Ali b. Ebu Talib (r.a.) ve Abdullah b. Ömer (r.anhuma)’den rivayet edildiğine göre; demişlerdir ki:
"Namaz kılan kimsenin önünden geçen hiçbir şey, namazını kesmez."
İtiraza Cevap:
Ebu Davud’un rivayet ettiği hadisin baş kısmı şöyledir: Said b. Gazvan babasından naklen şunları söylemiştir. Babam şöyle dedi: Ben hac yolculuğum esnasında Tebuk’e uğradım. Orada yatalak bir adama rastladım. Durumunu sordum. “Sana bir olay anlatacağım, fakat hayatta olduğum sürece kimseye anlatmayacaksın.” dedi ve şöyle devam etti:
“Peygamber (s.a.v.) bir gün Tebük’te bir hurma ağacının yanında konaklamış ve 'Bu (hurma ağacı), bizim kıble (cihetindeki sütre)mizdir.' buyurmuş, sonra da namaza durmuştu. Ben de çocuk hâlimle koşarak geldim ve Peygamber’le hurma ağacının arasından geçtim. Bunun üzerine Peygamber de: 'O, bizim namazımızı kesti, Allah da onun izini kessin!' buyurdu. Ben de bugüne kadar bir daha ayağa kalkamadım.”(Ebu Davud, Salât, 110).

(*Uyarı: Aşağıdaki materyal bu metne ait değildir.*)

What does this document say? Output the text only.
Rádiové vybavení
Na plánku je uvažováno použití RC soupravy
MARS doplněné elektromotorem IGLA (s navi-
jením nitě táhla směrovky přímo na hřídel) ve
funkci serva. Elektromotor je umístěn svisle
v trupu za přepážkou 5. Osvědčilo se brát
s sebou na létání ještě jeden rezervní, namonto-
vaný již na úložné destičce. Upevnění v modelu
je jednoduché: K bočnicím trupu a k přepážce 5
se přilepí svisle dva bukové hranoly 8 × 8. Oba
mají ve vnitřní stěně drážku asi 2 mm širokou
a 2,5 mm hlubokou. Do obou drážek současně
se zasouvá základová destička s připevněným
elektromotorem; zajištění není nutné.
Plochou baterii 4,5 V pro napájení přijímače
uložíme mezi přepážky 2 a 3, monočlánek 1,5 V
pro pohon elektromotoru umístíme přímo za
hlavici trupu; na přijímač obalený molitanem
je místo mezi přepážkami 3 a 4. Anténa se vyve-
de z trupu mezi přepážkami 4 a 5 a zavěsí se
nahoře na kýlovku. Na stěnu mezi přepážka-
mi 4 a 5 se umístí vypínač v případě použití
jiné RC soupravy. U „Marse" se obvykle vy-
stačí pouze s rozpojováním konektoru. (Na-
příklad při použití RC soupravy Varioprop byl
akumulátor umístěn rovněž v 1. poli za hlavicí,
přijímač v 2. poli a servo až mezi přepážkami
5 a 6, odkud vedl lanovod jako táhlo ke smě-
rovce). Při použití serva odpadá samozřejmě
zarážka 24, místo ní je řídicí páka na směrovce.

Bu hadis zayıftır. İbn Kattan’ın bildirdiğine göre, rivayet zincirinde (itirazcının dediği gibi iki değil) bir meçhul kişi vardır. (bk.Hattabî, Maalimü’s-sünen, ilgili hadisin şerhi).
Evvela, bu hadis mavzu değil, zayıftır. Zayıf hadis demek, mutlaka yanlış demek değildir; bilakis, senet zincirinin Hz. Peygamber (a.s.m)’e kadar kesin olarak uzanmadığı anlamındadır.
Bediüzzaman, bu hadisi, herhangi bir şer’î hükmü ortaya koymak, mesela namazın önünden gitmenin caiz olup olmadığı hususunda bir yargıya varmak için kullanmamıştır. Aksine, Hz. Peygamber (a.s.m)’in duası veya bedduasının kabul olduğunu gösteren misaller arasında bunu zikretmiştir. Bu ise, ne itikadî, ne amelî bir hükmü ifade etmemektedir. Hatta -alimlerin zayıf hadisin kullanılmasının caiz olduğunu söyledikleri yer olan- fazail-i a’malden de sayılmaz. Çünkü, bununla amel edilecek bir tarafı yoktur. Hz. Peygamber (a.s.m)’in duasının makbuliyetini gösteren pek çok sahih hadisler vardır. Bu sahih hadislerin bulunduğu konuyu biraz daha pekiştirmek için -bir ravisinin yaramaz bir kimse olduğundan değil- tanınmış bir kimse olmadığından, halinin bilinmediğinden zayıf sayılan böyle bir hadisin zikredilmesini bahane ederek Bediüzzaman’a hücum etmek, hangi maslahat içindir.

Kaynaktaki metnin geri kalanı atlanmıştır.